In ons eerder commentaar op het onderzoek van Dekker hebben we ook tamelijk ingrijpende kritiek geleverd op het systematische en wetenschappelijke niveau van zijn werk. Maar tegelijk ook de conclusie getrokken, zoals Te Velde dat hiervoor ook deed, dat er weinig valt af te dingen op de zaken die hij waarnam en op de conclusies door hem getrokken.

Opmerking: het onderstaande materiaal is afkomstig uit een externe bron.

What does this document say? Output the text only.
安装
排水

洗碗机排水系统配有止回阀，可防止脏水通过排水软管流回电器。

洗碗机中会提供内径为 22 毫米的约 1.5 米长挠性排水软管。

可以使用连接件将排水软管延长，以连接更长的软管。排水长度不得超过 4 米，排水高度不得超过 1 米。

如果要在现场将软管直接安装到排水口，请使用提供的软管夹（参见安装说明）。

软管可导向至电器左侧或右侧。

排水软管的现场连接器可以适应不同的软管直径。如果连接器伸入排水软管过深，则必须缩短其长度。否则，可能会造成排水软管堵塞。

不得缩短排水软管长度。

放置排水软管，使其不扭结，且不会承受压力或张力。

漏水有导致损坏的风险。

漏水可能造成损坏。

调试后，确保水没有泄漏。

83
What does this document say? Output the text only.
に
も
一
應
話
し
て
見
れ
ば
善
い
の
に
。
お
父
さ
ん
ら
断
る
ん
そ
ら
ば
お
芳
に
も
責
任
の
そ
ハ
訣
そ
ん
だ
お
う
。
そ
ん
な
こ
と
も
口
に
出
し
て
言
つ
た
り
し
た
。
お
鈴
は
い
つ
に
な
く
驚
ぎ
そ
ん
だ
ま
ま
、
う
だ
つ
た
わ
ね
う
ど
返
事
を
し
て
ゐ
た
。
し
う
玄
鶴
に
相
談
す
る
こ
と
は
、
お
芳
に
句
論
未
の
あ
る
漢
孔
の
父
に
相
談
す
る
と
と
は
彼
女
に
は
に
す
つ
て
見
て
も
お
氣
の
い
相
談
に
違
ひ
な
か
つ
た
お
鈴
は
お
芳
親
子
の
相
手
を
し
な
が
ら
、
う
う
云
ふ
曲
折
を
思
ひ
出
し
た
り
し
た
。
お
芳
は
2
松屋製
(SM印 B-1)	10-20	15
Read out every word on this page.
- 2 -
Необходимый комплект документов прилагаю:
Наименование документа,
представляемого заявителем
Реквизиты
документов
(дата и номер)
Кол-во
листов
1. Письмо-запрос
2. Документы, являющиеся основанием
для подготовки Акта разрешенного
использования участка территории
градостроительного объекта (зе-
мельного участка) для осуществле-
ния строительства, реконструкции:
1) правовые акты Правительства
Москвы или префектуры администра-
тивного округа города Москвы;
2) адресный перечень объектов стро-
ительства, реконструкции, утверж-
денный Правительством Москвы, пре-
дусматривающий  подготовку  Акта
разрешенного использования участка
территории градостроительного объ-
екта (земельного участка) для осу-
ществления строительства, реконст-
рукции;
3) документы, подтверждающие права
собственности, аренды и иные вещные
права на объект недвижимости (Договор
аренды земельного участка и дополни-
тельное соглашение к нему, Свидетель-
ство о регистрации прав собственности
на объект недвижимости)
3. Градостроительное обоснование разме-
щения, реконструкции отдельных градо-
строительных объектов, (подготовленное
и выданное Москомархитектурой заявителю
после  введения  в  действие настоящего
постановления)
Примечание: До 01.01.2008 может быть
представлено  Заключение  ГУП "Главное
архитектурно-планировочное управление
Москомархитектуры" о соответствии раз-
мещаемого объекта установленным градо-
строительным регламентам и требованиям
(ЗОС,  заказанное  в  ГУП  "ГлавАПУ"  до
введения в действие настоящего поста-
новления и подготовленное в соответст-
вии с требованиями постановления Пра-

Als Te Velde vragen heeft over "eenzijdigheid" en "punten waar de hypothese niet klopt of genuanceerd moet worden" had zijn betoog wel aan waarde gewonnen als er enige concretisering had plaatsgevonden. Zo blijven zijn vraagtekens wat in de lucht in hangen en is zeker de stelling "een fundamenteel verschil met het boek uit 1992" nauwelijks onderbouwd.
Te Velde
- Statistiek. Er is een onderzoek gedaan (20102011) door de TU Kampen en het Centrum voor samenlevingsvraagstukken aan de GH Zwolle m.b.t. de getalsmatige ontwikkeling van de GKV. Dat laat zien dat er een krimp gaande is op basis van enerzijds demografische ontwikkelingen, anderzijds een groter aantal vertrekkende kerkleden dan voorheen. Dr. Dekker trekt hier te gemakkelijk parallellen met de GKS. Wanneer je bv. bij vertrek uit de kerk onderscheid maakt tussen ‘naar een andere kerk’ en ‘naar geen kerk’ wordt een opvallend verschil zichtbaar. Driekwart van de ‘kerkverlaters’ in de GKV sluit zich aan bij een andere kerk. En heel dikwijls is dat een kerk uit het orthodoxe segment. Daar kan je bepaald niet de term ‘ontkerkelijking’ (blz. 39) op plakken. In de GKS zien die percentages voor de jaren 1960-2000 er heel anders uit. Zie bijlage.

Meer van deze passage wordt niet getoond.